Bank of Japan hikes inflation forecast on soaring energy prices
Japan's central bank hiked its full-year inflation forecast on Thursday but cautioned that it sees rising prices, driven by a surge in commodity costs cause by the Ukraine war, as a volatile and temporary trend.
Despite climbing prices and a slump in the yen to a 20-year low against the dollar, the Bank of Japan left its ultra-loose monetary policy unchanged.
The bank revised upwards its inflation projection for the 2022-23 financial year to 1.9 percent -- sharply up from its previous 1.1 percent forecast.
The figure, which excludes fresh food, is just below the bank's longstanding two-percent target but the BoJ saw the rises as unsustainable and is calling for continued effort to achieve a sustainable cycle of dynamic economic growth.
Consumer prices are "likely to increase temporarily to around two percent -- due to the impact of a significant rise in energy prices -- in fiscal 2022", it said Thursday.
"However, the rate of increase is expected to decelerate, because the positive contribution of the rise in energy prices to the CPI (consumer price index) is likely to wane."
In March, core consumer prices rose 0.8 percent -- the fastest increase in more than two years -- as oil prices soared.
Excluding energy, however, prices were down 0.7 percent, reflecting what the bank says is the need for continued effort to achieve a sustainable cycle of dynamic economic growth that stimulates demand.
On Thursday, the bank's policymakers left their inflation forecast for 2023-24 unchanged at 1.1 percent.
The BoJ said it now expects the economy to grow 2.9 percent in the current fiscal year, against its previous forecast of 3.8 percent.

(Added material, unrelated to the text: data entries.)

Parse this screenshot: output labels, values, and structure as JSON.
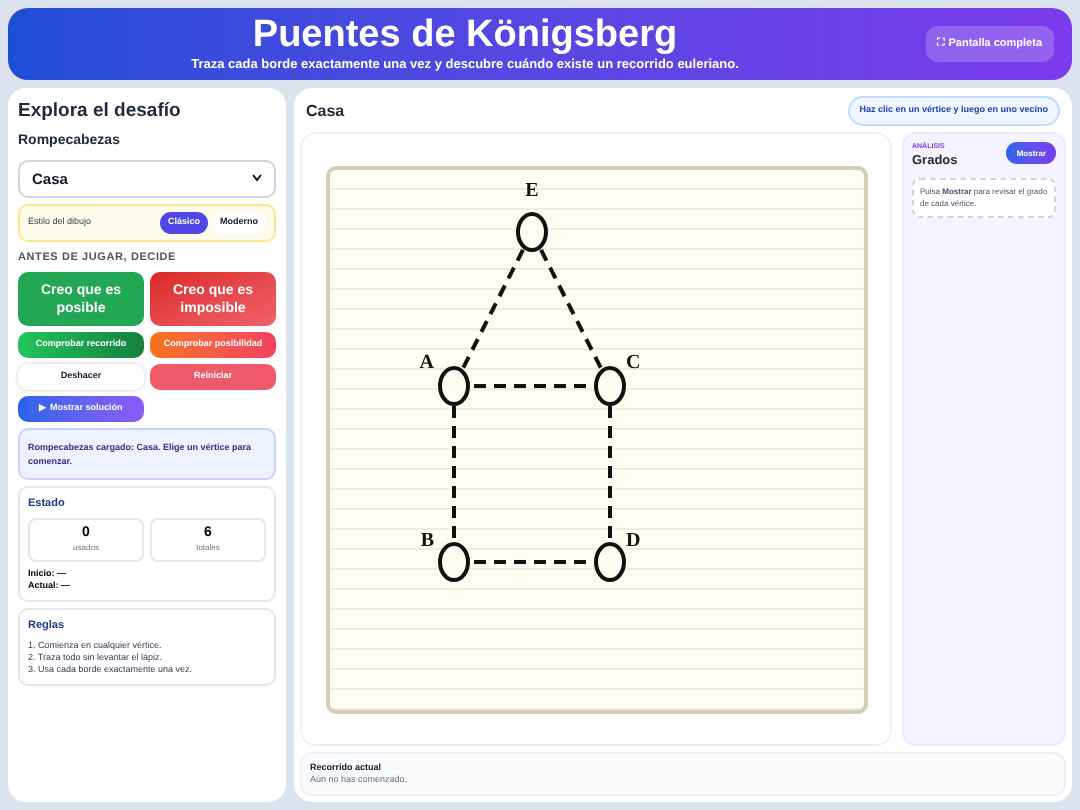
{
  "header": {
    "title": "Puentes de Königsberg",
    "subtitle": "Traza cada borde exactamente una vez y descubre cuándo existe un recorrido euleriano.",
    "fullscreen_button": "⛶ Pantalla completa"
  },
  "sidebar": {
    "title": "Explora el desafío",
    "puzzle_label": "Rompecabezas",
    "puzzle_select": "Casa",
    "style": {
      "label": "Estilo del dibujo",
      "options": [
        {
          "label": "Clásico",
          "selected": true
        },
        {
          "label": "Moderno",
          "selected": false
        }
      ]
    },
    "decide_heading": "ANTES DE JUGAR, DECIDE",
    "buttons": [
      {
        "label": "Creo que es posible",
        "kind": "big-green"
      },
      {
        "label": "Creo que es imposible",
        "kind": "big-red"
      },
      {
        "label": "Comprobar recorrido",
        "kind": "green"
      },
      {
        "label": "Comprobar posibilidad",
        "kind": "orange"
      },
      {
        "label": "Deshacer",
        "kind": "white"
      },
      {
        "label": "Reiniciar",
        "kind": "red"
      },
      {
        "label": "▶ Mostrar solución",
        "kind": "purple"
      }
    ],
    "message": "Rompecabezas cargado: Casa. Elige un vértice para comenzar.",
    "status": {
      "title": "Estado",
      "used": "0",
      "used_label": "usados",
      "total": "6",
      "total_label": "totales",
      "start": "Inicio: —",
      "current": "Actual: —"
    },
    "rules": {
      "title": "Reglas",
      "items": [
        "1. Comienza en cualquier vértice.",
        "2. Traza todo sin levantar el lápiz.",
        "3. Usa cada borde exactamente una vez."
      ]
    }
  },
  "main": {
    "title": "Casa",
    "hint": "Haz clic en un vértice y luego en uno vecino",
    "graph": {
      "vertices": [
        {
          "label": "E"
        },
        {
          "label": "A"
        },
        {
          "label": "C"
        },
        {
          "label": "B"
        },
        {
          "label": "D"
        }
      ]
    },
    "analysis": {
      "eyebrow": "ANÁLISIS",
      "title": "Grados",
      "button": "Mostrar",
      "note": "Pulsa **Mostrar** para revisar el grado de cada vértice."
    },
    "path": {
      "title": "Recorrido actual",
      "text": "Aún no has comenzado."
    }
  }
}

But it also predicted 1.9 percent expansion in 2023-24, from its previous projection of 1.1 percent.
The changes were down to factors including "a resurgence of Covid-19, the rise in commodity prices and a slowdown in overseas economies", the bank said.
The two-day BoJ meeting that ended Thursday comes with the yen at its weakest level against the dollar since 2002 because of the widening gap between Japan's loose monetary policy and the US Federal Reserve's increasingly hawkish tilt.
The bank has suggested that the benefits of a weaker yen, particularly for major Japanese exporters, outweigh the disadvantages, but this messaging has become more difficult to sustain in the face of growing concern.
A weaker yen is particularly problematic for resource-poor Japan, which relies on energy imports, and in recent weeks politicians have expressed concern about the speed of the currency's slump.
But no intervention appears on the horizon, though Prime Minister Fumio Kishida's government this week unveiled a new economic package including cash handouts for low-income families and an expansion of fuel subsidies to cushion the impact of rising prices.